People who are looking to buy a new home in the next two years are aiming to save over £11,500 more for a deposit, the Mortgage Advice Bureau (MAB) has found.
In new research, the MAB has found that whilst the challenge of saving for a deposit isn’t a new one, the size of deposits required is increasing as a result of economic factors limiting how much people can borrow.
On average, buyers have said they would need to save £36,118 for their deposit.
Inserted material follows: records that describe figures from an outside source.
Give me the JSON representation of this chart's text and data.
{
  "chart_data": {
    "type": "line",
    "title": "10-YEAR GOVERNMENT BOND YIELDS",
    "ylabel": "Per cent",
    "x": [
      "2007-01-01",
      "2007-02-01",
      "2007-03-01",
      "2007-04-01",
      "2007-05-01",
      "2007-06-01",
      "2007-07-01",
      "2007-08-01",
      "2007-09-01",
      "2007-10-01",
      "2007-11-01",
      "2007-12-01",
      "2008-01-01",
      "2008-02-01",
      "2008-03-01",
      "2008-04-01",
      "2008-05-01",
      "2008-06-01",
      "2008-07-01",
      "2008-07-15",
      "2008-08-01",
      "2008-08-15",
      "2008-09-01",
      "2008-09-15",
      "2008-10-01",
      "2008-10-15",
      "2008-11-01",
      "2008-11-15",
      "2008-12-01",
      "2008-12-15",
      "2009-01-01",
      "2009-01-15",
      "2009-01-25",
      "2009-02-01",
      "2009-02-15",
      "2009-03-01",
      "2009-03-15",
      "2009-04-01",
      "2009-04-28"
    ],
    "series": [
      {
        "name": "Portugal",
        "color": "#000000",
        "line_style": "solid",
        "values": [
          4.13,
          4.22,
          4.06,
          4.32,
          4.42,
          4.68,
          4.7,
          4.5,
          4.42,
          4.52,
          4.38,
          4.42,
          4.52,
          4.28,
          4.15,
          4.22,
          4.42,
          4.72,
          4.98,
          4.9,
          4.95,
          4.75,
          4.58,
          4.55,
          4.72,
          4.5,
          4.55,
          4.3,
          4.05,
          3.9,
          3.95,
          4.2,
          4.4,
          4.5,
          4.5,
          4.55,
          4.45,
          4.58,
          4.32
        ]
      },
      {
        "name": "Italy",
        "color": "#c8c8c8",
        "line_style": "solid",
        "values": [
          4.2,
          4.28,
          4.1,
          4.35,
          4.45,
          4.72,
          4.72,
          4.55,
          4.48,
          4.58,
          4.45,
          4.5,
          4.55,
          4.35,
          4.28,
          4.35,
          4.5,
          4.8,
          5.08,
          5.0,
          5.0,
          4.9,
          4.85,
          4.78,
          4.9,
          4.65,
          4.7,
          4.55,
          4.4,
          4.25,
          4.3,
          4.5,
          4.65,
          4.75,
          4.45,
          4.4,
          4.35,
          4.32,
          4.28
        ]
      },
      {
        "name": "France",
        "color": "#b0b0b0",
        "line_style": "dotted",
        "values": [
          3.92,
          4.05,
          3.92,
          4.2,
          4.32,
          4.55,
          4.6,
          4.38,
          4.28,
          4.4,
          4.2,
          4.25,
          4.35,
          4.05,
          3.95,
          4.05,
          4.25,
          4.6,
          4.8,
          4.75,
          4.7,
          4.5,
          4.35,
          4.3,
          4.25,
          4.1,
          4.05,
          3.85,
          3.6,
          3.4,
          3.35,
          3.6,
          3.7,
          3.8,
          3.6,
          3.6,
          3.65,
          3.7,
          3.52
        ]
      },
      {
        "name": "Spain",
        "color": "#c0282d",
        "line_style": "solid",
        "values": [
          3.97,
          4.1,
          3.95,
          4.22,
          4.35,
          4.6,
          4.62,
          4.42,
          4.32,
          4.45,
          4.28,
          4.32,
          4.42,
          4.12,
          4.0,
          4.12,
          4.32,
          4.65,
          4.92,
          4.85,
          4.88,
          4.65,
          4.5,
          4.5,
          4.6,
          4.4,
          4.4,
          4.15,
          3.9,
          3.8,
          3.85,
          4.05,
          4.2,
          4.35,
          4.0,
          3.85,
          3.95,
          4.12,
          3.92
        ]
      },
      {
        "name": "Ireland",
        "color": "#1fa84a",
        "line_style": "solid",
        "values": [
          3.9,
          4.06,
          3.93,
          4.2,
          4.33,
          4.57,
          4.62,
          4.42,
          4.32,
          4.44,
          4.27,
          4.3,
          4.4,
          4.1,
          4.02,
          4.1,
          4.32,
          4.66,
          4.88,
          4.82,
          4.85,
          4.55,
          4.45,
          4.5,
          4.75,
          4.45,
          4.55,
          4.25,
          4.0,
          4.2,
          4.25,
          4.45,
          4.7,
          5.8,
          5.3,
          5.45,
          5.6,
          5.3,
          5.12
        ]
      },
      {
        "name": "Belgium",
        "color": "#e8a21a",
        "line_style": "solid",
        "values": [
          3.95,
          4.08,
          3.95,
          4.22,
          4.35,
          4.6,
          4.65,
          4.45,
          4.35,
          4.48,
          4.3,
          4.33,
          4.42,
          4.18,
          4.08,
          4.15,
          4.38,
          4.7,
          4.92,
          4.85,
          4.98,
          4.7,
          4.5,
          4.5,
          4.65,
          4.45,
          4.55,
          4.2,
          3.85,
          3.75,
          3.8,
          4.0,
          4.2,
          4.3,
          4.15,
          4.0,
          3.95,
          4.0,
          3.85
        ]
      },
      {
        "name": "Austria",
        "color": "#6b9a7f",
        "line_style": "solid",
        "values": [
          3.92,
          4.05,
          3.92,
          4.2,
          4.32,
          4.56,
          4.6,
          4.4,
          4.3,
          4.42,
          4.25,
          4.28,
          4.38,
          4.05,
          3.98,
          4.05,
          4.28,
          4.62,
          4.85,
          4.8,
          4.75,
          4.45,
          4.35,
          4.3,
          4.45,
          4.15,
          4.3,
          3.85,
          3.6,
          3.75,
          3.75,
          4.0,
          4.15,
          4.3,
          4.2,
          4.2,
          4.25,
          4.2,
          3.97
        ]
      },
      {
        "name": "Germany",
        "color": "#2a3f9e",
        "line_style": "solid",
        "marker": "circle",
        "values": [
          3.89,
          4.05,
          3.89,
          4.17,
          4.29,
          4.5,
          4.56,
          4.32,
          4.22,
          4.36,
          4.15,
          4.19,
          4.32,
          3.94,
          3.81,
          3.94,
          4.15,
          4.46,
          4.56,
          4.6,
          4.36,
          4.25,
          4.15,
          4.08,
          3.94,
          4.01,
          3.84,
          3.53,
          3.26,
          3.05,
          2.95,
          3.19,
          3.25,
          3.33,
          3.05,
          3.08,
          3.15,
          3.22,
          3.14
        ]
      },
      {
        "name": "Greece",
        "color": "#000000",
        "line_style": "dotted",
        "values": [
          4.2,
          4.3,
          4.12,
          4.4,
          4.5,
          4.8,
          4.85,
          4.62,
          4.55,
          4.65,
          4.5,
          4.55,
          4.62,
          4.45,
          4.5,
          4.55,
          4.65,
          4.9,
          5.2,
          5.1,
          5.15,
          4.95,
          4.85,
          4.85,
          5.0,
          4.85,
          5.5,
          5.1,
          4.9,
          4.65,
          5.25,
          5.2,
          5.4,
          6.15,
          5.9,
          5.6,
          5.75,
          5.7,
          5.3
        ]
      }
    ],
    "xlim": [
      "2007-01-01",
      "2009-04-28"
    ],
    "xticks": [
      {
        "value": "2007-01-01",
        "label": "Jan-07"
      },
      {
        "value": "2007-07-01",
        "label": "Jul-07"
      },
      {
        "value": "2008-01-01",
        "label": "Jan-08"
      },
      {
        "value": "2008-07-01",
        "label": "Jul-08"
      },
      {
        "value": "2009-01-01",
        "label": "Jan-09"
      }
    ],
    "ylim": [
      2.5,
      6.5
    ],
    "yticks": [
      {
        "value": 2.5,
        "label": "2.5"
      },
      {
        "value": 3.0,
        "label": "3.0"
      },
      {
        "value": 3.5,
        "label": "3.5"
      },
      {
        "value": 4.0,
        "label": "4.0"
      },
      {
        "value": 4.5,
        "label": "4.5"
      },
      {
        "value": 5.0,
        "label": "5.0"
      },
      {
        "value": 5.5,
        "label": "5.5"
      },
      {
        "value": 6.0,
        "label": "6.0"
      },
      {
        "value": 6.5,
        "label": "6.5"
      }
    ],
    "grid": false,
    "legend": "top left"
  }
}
However, over three in five (62%) said that this has increased, with future homeowners expecting to need an additional £11,500 in light of recent economic uncertainty.
The research found that as a result of this increase, 15% of prospective buyers have delayed their plans to buy a home altogether, with 32% saying that saving for a deposit is the biggest barrier for homeownership.
Furthermore, a quarter (25%) of those surveyed said the higher cost of borrowing means they will have to save more, with one in 10 (11%) saying that the amount they need to save has increased due to them wanting a lower loan-to-value (LTV).
Almost one in 10 (8%) said that they will now turn to the ‘bank of mum and dad’ for help.
As a result of increasing costs, nearly a quarter (24%) of prospective buyers said they are cutting back in socialising in order to save for a deposit, with 26% stating that they have cut back on luxuries.
Deputy chief executive officer at MAB, Ben Thompson, said: “There are many challenges for prospective buyers to overcome before they get the keys in their hands, and right now, they’re coming from all sides.
“Economic volatility has seen prospective buyers battle high inflation, pushing prices up and limiting the amount they can save. Meanwhile, higher interest rates have lowered the amount they can borrow, meaning bigger deposits are needed. This has led to many prospective buyers having to put more away than they had initially planned.
“Nevertheless, there are some positives that can be taken from this. For those saving for a mortgage, it’s time to take advantage of higher interest rates on savings, with fixed rate accounts in particular offering good rates. Government initiatives, like the Lifetime ISA and Help to Buy ISA, for those who had an account before the scheme closed, can also help. Whatever stage you are at, it’s worth talking to a broker who can help you get mortgage ready.”